Avec l’élargissement du tournoi à 48 équipes, l’Afrique disposait pour la première fois une chance de briller avec dix représentants. Ce nouveau format nourrissait l’espoir de voir le continent franchir un cap historique. Le verdict est tombé, la Coupe du monde 2026 entre dans une nouvelle dimension avec le début des huitièmes de finale, après plusieurs jours de suspense, de surprises et de spectacles.
En effet, seize nations sont encore en lice pour décrocher le plus prestigieux trophée du football mondial, tandis que les autres, dont le Sénégal, la Côte d’Ivoire, le Ghana ou encore l’Algérie, du côté africain, ont vu leur rêve s’arrêter prématurément.
La France, le Brésil, l’Argentine, l’Espagne et le Portugal poursuivent leur chemin, tandis que le Maroc et l’Égypte portent désormais les derniers espoirs du football africain.
Neuf des dix sélections africaines ont réussi à franchir la phase de groupes dans les premiers jours du mondial, un record inédit pour le continent. Cette performance confirme les progrès réalisés ces dernières années grâce aux investissements dans la formation, à l’amélioration des infrastructures et à l’expérience acquise par de nombreux joueurs évoluant dans les meilleurs championnats européens.

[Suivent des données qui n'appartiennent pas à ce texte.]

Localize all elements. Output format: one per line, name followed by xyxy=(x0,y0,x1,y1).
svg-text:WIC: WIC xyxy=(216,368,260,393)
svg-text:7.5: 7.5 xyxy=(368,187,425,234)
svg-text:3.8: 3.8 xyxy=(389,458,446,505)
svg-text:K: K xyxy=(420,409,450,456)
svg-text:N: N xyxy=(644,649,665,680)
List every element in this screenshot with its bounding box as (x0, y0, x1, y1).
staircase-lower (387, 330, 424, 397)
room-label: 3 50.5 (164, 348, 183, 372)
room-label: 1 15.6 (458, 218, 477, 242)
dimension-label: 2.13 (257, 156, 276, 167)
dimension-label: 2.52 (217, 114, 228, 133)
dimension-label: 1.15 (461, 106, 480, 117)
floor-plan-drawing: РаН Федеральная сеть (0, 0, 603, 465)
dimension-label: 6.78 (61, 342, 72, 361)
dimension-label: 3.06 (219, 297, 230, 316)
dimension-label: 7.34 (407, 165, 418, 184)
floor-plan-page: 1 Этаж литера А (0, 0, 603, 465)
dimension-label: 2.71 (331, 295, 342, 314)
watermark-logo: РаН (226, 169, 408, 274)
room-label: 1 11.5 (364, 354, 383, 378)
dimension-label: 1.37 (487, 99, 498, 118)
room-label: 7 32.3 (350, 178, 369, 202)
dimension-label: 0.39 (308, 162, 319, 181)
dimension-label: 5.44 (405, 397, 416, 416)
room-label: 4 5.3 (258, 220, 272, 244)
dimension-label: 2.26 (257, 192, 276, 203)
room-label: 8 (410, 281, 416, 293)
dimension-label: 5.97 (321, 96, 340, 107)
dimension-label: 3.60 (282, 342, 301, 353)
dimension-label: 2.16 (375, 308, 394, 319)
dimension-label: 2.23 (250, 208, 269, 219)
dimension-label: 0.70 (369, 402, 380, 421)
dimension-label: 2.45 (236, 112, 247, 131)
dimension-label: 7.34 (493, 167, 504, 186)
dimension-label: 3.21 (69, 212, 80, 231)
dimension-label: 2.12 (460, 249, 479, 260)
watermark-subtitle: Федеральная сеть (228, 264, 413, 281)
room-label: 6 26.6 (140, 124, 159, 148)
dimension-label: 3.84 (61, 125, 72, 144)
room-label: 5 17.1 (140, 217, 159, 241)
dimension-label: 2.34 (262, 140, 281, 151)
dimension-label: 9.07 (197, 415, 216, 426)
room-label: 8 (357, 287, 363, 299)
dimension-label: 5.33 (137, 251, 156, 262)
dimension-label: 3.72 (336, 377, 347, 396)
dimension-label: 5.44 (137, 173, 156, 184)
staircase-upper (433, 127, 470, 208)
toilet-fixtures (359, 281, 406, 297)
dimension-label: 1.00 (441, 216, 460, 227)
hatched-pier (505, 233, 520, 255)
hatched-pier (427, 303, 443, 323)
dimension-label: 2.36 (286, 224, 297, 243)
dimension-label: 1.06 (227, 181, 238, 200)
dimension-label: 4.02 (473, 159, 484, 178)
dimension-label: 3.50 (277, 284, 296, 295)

Cependant, le tableau change radicalement à partir des matchs à élimination directe. Plusieurs équipes africaines ont quitté la compétition malgré des prestations convaincantes. Le Sénégal a laissé échapper une avance de deux buts face à la Belgique, la République démocratique du Congo s’est inclinée de justesse contre l’Angleterre, la Côte d’Ivoire a été renversée par la Norvège, tandis que le Ghana et le Cap-Vert ont également quitté le tournoi après avoir livré une forte résistance.
Le Maroc apparaît une nouvelle fois comme le porte-drapeau du football africain. Après son parcours historique jusqu’en demi-finale en 2022, les Lions de l’Atlas confirment leur statut en atteignant les quarts de finale grâce à une victoire convaincante 3-0 contre le Canada. L’équipe marocaine impressionne par sa maturité tactique, sa solidité défensive et son efficacité offensive, autant de qualités qui en font un sérieux prétendant au dernier carré.
L’autre révélation du tournoi reste le Cap-Vert. Pour sa première participation à une Coupe du monde, la sélection capverdienne a surpris les observateurs par son organisation collective et son courage.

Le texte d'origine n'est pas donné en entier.